State afforestation efforts also operate within the framework of the Compensatory Afforestation Fund Management and Planning Authority (CAMPA), which channels funds from forest land diverted for development back into plantation and conservation work. Tying a student-led drive to Independence Day allows the government to simultaneously meet awareness, labour, and optics objectives at relatively low administrative cost.
Stakeholders and Impact
The primary actors in the drive are school students across Assam and the Assam Forest Department, which will coordinate logistics at scale. If the 1 crore sapling target is met and survival rates are maintained, the drive could make a measurable contribution to the state's green cover — though survival monitoring mechanisms under Brikhya Bandhu have not yet been detailed publicly. Student participation at this scale also embeds environmental awareness into a generation of young Assamese citizens, an outcome that policymakers and conservationists have long advocated as essential for durable ecological change.

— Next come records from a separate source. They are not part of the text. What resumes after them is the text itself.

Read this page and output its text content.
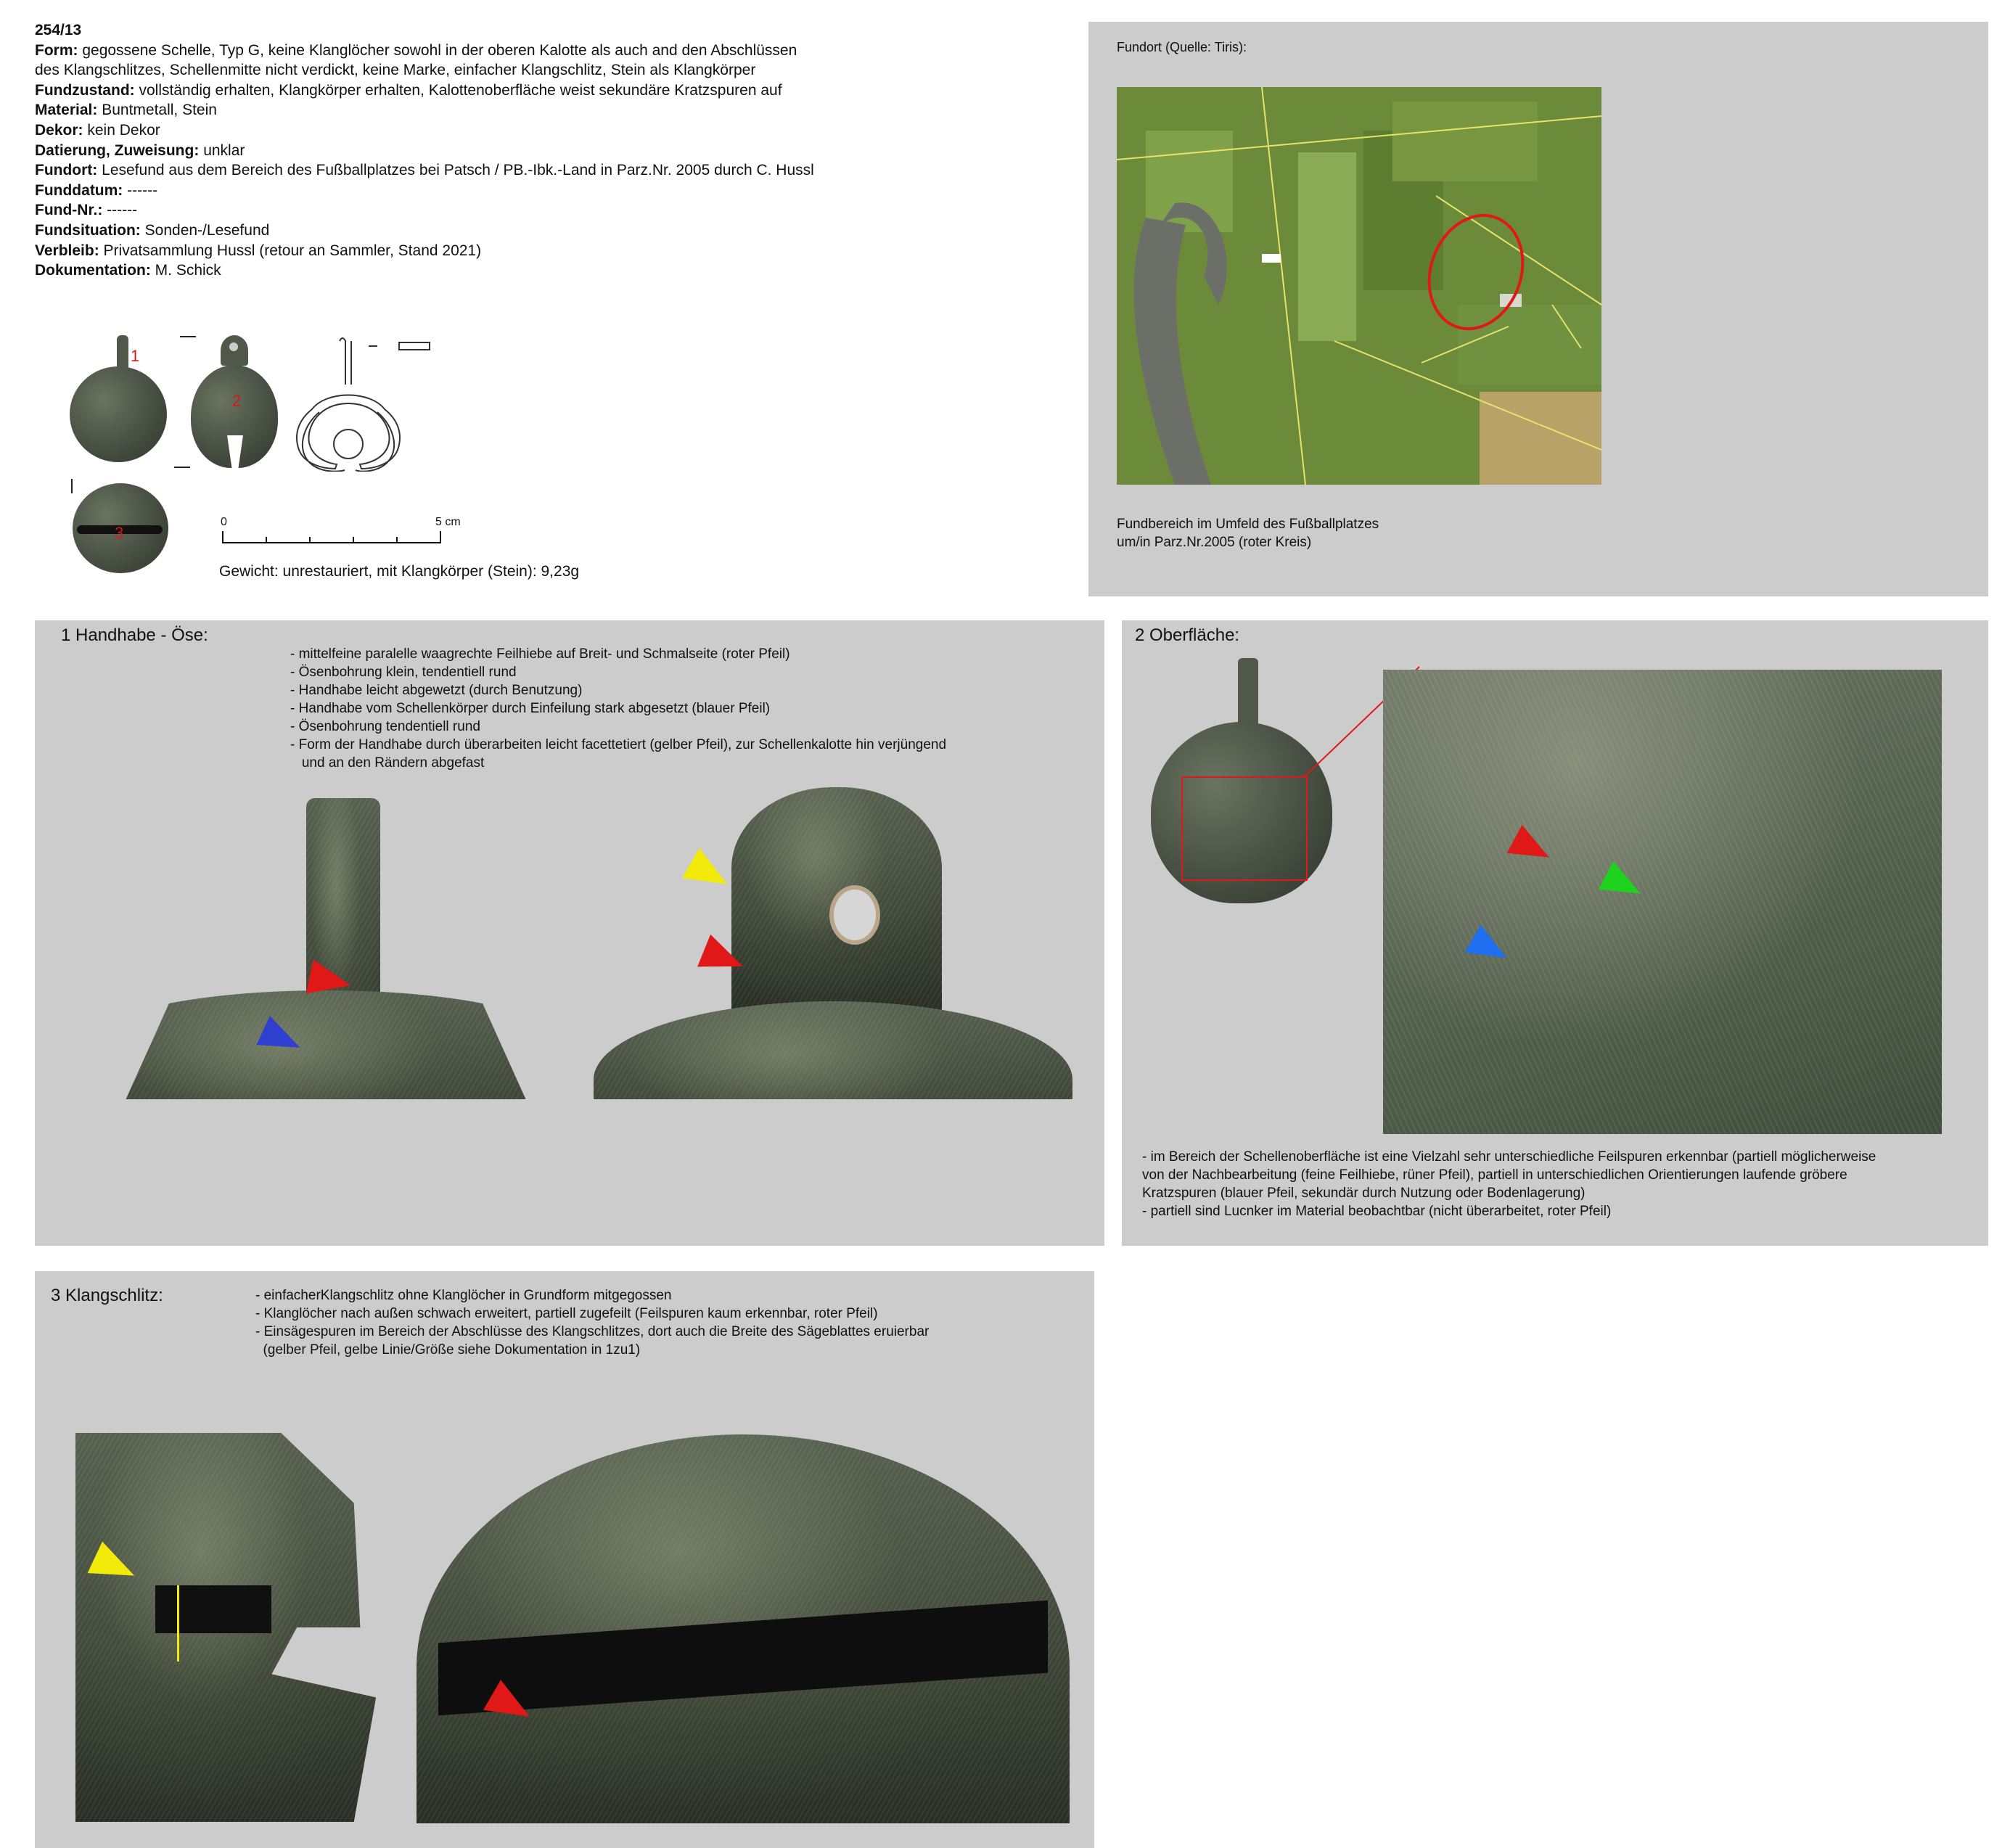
254/13
Form: gegossene Schelle, Typ G, keine Klanglöcher sowohl in der oberen Kalotte als auch and den Abschlüssen
des Klangschlitzes, Schellenmitte nicht verdickt, keine Marke, einfacher Klangschlitz, Stein als Klangkörper
Fundzustand: vollständig erhalten, Klangkörper erhalten, Kalottenoberfläche weist sekundäre Kratzspuren auf
Material: Buntmetall, Stein
Dekor: kein Dekor
Datierung, Zuweisung: unklar
Fundort: Lesefund aus dem Bereich des Fußballplatzes bei Patsch / PB.-Ibk.-Land in Parz.Nr. 2005 durch C. Hussl
Funddatum: ------
Fund-Nr.: ------
Fundsituation: Sonden-/Lesefund
Verbleib: Privatsammlung Hussl (retour an Sammler, Stand 2021)
Dokumentation: M. Schick
1
2
3
0	5 cm
Gewicht: unrestauriert, mit Klangkörper (Stein): 9,23g
Fundort (Quelle: Tiris):
Fundbereich im Umfeld des Fußballplatzes
um/in Parz.Nr.2005 (roter Kreis)
1 Handhabe - Öse:
- mittelfeine paralelle waagrechte Feilhiebe auf Breit- und Schmalseite (roter Pfeil)
- Ösenbohrung klein, tendentiell rund
- Handhabe leicht abgewetzt (durch Benutzung)
- Handhabe vom Schellenkörper durch Einfeilung stark abgesetzt (blauer Pfeil)
- Ösenbohrung tendentiell rund
- Form der Handhabe durch überarbeiten leicht facettetiert (gelber Pfeil), zur Schellenkalotte hin verjüngend
und an den Rändern abgefast
2 Oberfläche:
- im Bereich der Schellenoberfläche ist eine Vielzahl sehr unterschiedliche Feilspuren erkennbar (partiell möglicherweise
von der Nachbearbeitung (feine Feilhiebe, rüner Pfeil), partiell in unterschiedlichen Orientierungen laufende gröbere
Kratzspuren (blauer Pfeil, sekundär durch Nutzung oder Bodenlagerung)
- partiell sind Lucnker im Material beobachtbar (nicht überarbeitet, roter Pfeil)
3 Klangschlitz:	- einfacherKlangschlitz ohne Klanglöcher in Grundform mitgegossen
- Klanglöcher nach außen schwach erweitert, partiell zugefeilt (Feilspuren kaum erkennbar, roter Pfeil)
- Einsägespuren im Bereich der Abschlüsse des Klangschlitzes, dort auch die Breite des Sägeblattes eruierbar
(gelber Pfeil, gelbe Linie/Größe siehe Dokumentation in 1zu1)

The initiative carries symbolic weight beyond Assam as well. As convenor of the North-East Democratic Alliance (NEDA), CM Sarma is a prominent regional voice, and a successful large-scale green drive could serve as a model for other northeastern states that share similar biodiversity and forest-cover challenges.
What's Next
The drive is pegged to 15 August 2027, giving the state administration roughly thirteen months to plan school-level coordination, sapling procurement, and site selection across Assam's districts. Observers will watch for official guidelines from the Assam Forest Department on how sapling survival will be tracked and whether Brikhya Bandhu will be integrated into school eco-club programmes or state budget allocations. The credibility of the initiative will ultimately rest on post-plantation monitoring — a step that has historically been the weakest link in India's mass afforestation drives.